異世界二郎と、甘い香りの副団長
スライム一掃クエストを終え、俺たちはギルドからの報酬を手に街の路地裏へと向かっていた。
目的は、冒険者の間で「一度食えば魔力が全回復するが、三日は身体から強烈な匂いが消えない」と噂される禁断のメシ屋。その名も――『魔拉麺・二郎』。
「はぁ〜、このニンニクと脂の匂い……! 異世界に来てもこれだけは抗えないな」
俺はポニーテールを揺らしながら、カウンターに座り「全マシ」を注文した。
わさこ師匠は「私はわさび以外の刺激は認めないわ」とクールに構え、緑茶団長は「お茶に合わなそうですね……」と苦笑いしている。

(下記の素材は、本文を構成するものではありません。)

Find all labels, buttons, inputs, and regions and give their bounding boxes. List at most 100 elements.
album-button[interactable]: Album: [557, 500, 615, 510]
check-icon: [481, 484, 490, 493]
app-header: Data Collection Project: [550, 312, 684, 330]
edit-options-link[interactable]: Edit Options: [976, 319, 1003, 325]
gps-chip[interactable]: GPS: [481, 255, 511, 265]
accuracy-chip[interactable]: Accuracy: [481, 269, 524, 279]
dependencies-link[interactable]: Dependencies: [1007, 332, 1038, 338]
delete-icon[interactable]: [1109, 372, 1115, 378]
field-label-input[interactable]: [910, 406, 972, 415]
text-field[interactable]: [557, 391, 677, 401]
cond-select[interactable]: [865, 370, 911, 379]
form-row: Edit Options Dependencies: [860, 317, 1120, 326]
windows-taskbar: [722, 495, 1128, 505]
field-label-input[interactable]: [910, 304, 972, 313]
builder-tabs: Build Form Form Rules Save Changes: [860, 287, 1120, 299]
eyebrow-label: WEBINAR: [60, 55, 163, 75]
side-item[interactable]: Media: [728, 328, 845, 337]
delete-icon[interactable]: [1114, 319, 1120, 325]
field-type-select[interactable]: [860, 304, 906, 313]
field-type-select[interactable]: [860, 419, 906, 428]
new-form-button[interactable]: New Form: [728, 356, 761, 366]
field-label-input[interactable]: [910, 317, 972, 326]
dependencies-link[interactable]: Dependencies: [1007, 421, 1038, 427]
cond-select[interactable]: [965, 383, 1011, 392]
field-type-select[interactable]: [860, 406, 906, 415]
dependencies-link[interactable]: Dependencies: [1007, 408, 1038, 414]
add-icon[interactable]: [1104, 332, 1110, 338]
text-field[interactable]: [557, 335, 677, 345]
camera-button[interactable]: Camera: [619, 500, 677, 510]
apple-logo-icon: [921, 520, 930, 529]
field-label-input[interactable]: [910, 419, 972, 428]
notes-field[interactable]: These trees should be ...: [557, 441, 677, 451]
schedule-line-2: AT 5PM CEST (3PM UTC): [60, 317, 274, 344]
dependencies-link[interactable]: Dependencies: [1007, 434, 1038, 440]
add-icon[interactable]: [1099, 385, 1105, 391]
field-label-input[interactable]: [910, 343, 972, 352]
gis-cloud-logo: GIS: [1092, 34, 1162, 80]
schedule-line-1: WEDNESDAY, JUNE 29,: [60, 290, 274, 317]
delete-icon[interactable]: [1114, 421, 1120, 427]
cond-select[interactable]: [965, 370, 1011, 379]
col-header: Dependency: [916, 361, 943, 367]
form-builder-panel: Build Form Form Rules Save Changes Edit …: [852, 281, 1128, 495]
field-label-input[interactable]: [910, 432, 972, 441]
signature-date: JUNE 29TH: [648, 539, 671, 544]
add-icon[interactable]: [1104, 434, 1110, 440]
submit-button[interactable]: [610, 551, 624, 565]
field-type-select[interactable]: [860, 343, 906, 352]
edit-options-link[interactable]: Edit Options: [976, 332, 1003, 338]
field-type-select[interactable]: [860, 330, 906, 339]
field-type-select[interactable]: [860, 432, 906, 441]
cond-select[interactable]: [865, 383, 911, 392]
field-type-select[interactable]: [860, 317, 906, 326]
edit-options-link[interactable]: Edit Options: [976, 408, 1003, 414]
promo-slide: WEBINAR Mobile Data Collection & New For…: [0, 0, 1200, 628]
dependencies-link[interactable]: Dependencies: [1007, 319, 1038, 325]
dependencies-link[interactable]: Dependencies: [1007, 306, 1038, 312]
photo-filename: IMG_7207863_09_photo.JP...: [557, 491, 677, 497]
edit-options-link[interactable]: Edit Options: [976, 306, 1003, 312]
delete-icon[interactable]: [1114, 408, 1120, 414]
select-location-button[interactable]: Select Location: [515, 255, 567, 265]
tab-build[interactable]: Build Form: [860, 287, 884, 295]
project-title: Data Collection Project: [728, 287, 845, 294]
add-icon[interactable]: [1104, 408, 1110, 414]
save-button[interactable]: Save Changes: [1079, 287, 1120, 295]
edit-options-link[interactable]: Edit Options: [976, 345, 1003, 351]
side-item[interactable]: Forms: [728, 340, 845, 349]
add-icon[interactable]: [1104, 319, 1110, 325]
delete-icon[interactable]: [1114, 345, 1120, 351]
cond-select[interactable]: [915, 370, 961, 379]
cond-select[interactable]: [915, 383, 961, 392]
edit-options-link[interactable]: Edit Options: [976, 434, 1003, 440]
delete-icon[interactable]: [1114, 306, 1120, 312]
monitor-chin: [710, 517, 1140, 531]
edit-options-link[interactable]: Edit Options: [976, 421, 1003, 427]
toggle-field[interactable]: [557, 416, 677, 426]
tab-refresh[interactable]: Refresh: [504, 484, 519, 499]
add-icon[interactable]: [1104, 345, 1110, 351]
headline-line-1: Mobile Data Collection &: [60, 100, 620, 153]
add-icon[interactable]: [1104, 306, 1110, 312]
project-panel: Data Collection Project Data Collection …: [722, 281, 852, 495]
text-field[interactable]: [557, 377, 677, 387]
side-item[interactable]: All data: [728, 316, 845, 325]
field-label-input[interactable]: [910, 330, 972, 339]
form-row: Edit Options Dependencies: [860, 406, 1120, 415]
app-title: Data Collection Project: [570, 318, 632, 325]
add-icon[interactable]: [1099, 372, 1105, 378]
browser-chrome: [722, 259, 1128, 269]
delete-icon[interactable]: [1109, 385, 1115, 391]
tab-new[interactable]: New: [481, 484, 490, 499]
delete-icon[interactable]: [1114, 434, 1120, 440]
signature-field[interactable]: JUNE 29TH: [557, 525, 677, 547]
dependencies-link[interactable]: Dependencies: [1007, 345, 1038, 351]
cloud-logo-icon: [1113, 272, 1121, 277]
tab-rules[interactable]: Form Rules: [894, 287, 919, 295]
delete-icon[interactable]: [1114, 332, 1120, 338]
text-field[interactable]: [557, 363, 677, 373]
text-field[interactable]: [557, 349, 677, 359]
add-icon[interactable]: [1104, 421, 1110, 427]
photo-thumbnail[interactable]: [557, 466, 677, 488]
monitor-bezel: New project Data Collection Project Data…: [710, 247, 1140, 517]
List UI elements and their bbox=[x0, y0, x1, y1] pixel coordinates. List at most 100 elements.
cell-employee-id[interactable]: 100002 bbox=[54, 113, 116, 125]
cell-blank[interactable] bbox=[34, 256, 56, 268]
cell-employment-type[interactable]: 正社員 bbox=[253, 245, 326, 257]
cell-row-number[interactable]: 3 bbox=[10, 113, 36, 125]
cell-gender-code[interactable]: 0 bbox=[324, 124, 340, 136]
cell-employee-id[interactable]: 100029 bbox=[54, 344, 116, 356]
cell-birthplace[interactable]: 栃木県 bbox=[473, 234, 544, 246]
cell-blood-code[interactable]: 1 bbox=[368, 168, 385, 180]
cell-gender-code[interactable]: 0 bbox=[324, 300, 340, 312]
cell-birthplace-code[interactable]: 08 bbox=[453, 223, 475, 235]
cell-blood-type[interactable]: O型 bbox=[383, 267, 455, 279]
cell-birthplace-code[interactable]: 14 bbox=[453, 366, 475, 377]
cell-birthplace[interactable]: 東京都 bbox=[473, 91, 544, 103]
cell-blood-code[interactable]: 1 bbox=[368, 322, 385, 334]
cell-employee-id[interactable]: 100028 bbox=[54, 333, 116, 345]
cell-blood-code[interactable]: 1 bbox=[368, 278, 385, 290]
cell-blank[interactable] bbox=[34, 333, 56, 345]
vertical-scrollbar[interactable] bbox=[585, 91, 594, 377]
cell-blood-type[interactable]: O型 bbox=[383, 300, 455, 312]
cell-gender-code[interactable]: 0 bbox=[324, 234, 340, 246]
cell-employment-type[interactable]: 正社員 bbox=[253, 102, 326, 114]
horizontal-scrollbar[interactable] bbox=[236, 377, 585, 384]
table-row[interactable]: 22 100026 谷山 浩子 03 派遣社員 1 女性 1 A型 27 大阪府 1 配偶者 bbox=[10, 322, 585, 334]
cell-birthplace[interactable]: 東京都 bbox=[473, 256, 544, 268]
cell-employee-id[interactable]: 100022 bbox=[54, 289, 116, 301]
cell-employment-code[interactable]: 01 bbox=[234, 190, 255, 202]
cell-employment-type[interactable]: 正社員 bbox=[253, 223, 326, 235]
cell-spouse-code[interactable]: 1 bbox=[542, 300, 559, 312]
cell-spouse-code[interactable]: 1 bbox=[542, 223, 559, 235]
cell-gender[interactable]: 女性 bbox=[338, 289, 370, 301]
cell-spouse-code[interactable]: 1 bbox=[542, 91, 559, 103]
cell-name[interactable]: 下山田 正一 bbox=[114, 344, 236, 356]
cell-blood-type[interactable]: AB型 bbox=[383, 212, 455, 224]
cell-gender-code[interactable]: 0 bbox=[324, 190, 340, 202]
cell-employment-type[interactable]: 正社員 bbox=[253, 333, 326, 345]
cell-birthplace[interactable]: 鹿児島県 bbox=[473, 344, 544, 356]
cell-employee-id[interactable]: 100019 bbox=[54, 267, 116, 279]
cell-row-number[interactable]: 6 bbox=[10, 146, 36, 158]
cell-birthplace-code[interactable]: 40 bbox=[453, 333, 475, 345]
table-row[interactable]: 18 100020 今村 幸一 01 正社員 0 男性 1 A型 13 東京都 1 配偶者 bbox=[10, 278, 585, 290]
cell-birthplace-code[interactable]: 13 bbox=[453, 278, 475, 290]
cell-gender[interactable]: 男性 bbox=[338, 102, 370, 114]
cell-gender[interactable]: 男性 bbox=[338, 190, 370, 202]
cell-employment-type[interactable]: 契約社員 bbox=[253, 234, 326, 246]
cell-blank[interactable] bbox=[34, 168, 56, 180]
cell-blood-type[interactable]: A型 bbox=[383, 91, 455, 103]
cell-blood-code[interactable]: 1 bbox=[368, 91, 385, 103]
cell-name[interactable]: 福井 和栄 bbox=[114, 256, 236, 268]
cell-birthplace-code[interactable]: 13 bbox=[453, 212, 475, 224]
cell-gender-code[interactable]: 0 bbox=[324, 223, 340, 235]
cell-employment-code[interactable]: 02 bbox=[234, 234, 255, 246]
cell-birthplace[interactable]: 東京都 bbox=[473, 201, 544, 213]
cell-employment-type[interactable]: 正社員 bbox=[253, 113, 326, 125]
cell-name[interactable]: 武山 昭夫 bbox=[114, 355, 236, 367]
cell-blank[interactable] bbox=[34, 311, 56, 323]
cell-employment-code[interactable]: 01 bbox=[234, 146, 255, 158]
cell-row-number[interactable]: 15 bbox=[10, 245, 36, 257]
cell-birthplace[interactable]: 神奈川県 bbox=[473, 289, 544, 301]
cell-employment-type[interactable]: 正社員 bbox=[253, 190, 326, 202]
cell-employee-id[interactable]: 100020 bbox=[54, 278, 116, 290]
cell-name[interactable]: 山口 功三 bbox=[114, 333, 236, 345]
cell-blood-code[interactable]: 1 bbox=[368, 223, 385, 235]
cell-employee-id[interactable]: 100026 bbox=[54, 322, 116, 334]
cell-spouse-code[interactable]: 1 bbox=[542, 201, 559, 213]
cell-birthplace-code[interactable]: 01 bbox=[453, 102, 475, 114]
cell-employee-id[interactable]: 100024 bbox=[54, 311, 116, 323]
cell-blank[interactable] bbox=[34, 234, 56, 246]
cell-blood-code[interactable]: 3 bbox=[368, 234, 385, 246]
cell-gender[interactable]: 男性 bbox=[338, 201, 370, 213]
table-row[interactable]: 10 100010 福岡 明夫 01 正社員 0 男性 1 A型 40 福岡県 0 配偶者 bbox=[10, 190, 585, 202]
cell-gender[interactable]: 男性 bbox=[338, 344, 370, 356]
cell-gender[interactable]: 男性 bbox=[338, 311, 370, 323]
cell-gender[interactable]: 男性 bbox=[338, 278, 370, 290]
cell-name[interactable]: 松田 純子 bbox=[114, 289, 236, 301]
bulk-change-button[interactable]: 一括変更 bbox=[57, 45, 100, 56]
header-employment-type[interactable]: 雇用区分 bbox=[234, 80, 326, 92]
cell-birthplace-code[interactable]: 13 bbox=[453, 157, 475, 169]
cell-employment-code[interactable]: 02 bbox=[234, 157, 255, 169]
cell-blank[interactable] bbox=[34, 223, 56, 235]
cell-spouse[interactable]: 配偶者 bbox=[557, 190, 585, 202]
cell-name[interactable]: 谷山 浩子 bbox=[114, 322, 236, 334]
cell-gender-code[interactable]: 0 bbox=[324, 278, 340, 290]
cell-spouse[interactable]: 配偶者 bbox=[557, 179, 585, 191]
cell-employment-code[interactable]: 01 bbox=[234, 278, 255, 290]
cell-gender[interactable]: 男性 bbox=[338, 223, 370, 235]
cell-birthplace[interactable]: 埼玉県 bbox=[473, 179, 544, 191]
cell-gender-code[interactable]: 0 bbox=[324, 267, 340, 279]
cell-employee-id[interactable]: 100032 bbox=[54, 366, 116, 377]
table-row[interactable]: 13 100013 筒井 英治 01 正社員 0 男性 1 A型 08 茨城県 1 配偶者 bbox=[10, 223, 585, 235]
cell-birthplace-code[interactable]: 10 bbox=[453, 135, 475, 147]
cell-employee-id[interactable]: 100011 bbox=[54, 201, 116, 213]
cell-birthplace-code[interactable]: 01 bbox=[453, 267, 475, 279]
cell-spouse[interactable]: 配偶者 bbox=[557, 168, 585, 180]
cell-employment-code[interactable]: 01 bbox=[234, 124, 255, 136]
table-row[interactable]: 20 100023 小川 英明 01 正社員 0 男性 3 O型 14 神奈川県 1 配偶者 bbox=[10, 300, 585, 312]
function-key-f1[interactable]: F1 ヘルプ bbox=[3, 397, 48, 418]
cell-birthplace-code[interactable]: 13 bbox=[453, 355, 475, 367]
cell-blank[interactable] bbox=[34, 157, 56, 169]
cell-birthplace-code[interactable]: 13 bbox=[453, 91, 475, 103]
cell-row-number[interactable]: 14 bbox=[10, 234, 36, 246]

だが、運命の再会は、ラーメンの着丼よりも先に訪れた。
「……ちょっと、そこのポニーテールの君! 注文の仕方がプロすぎて、思わずリポストしたくなっちゃったじゃない!」
背後から響いたのは、鈴を転がすような甘い声。
振り返ると、そこには鮮やかな黄色のフリル衣装を纏い、首元に光るハートのチョーカーが印象的な、とびきりキュートな美少女が立っていた。
「……えっ? その声、その独特の言い回し……」
俺が呆然としていると、彼女は俺の顔を至近距離で覗き込み、ぱっと表情を輝かせた。
「あーっ! そのポニーテールの揺れ方、星の帽子! 間違いないわ、わさらー様! ……というか、あおこ様!?」
「みるきぃ!? お前、ワサラー団副団長の、みるきぃか!」
彼女こそ、前世でわさこ共に俺の活動を支えてくれた、クリエイター活動が得意な副団長のみるきぃだった。動画編集から画像加工、面白い企画立案まで何でもこなす、俺の「表現」の右腕だ。
「やっぱり! 私、この世界に転生してからずっと探してたんだから! ギルドの掲示板で『ワサラー団』って名前を見つけた時は、心拍数がバズり散らかしたわよ!」
みるきぃは俺の手にしがみつき、ぴょんぴょんと跳ねて喜ぶ。
わさこは「……やれやれ、賑やかなのがまた一人増えたわね」と溜息をつき、緑茶は「みるきぃさん! 会いたかったです〜!」と抱きついた。
「ふふ、でもただ再会しただけじゃないわよ? 私、この世界でもクリエイター魂は健在なんだから。魔法を使って『映える』エフェクトを作ったり、あおこ様の戦いを最高にカッコよく演出してあげる!」
みるきぃがウィンクすると、彼女の周りにふわふわとしたハートの魔力粒子が舞う。
彼女は自分の魔力を「形」や「色」に変えて、空間そのものをデザインする特殊な魔法を習得しているらしい。
「よし……これで、俺、わさこ、緑茶、そしてみるきぃ……。ワサラー団の主要メンバーがほぼ揃ったな」
ちょうど目の前に、山盛りのラーメンが運ばれてくる。
俺は割り箸をパチンと割り、不敵に笑った。
「みるきぃ、お前も食うか? 異世界のトレンドを塗り替えるには、まずはスタミナからだ。……全マシでな!」
「えぇっ!? こんな脂っこいの、私のクリエイティブな美意識に反するわよ! ……でも、あおこ様の命令なら、半分だけならリポスト(実食)してあげてもいいわ!」
こうして、ワサラー団はさらに強力な布陣となった。
わさびの刺激、お茶の癒やし、そしてみるきぃの黄金色のクリエイティブな魔力。
最強のパーティが、異世界のタイムラインを席巻する日は近い。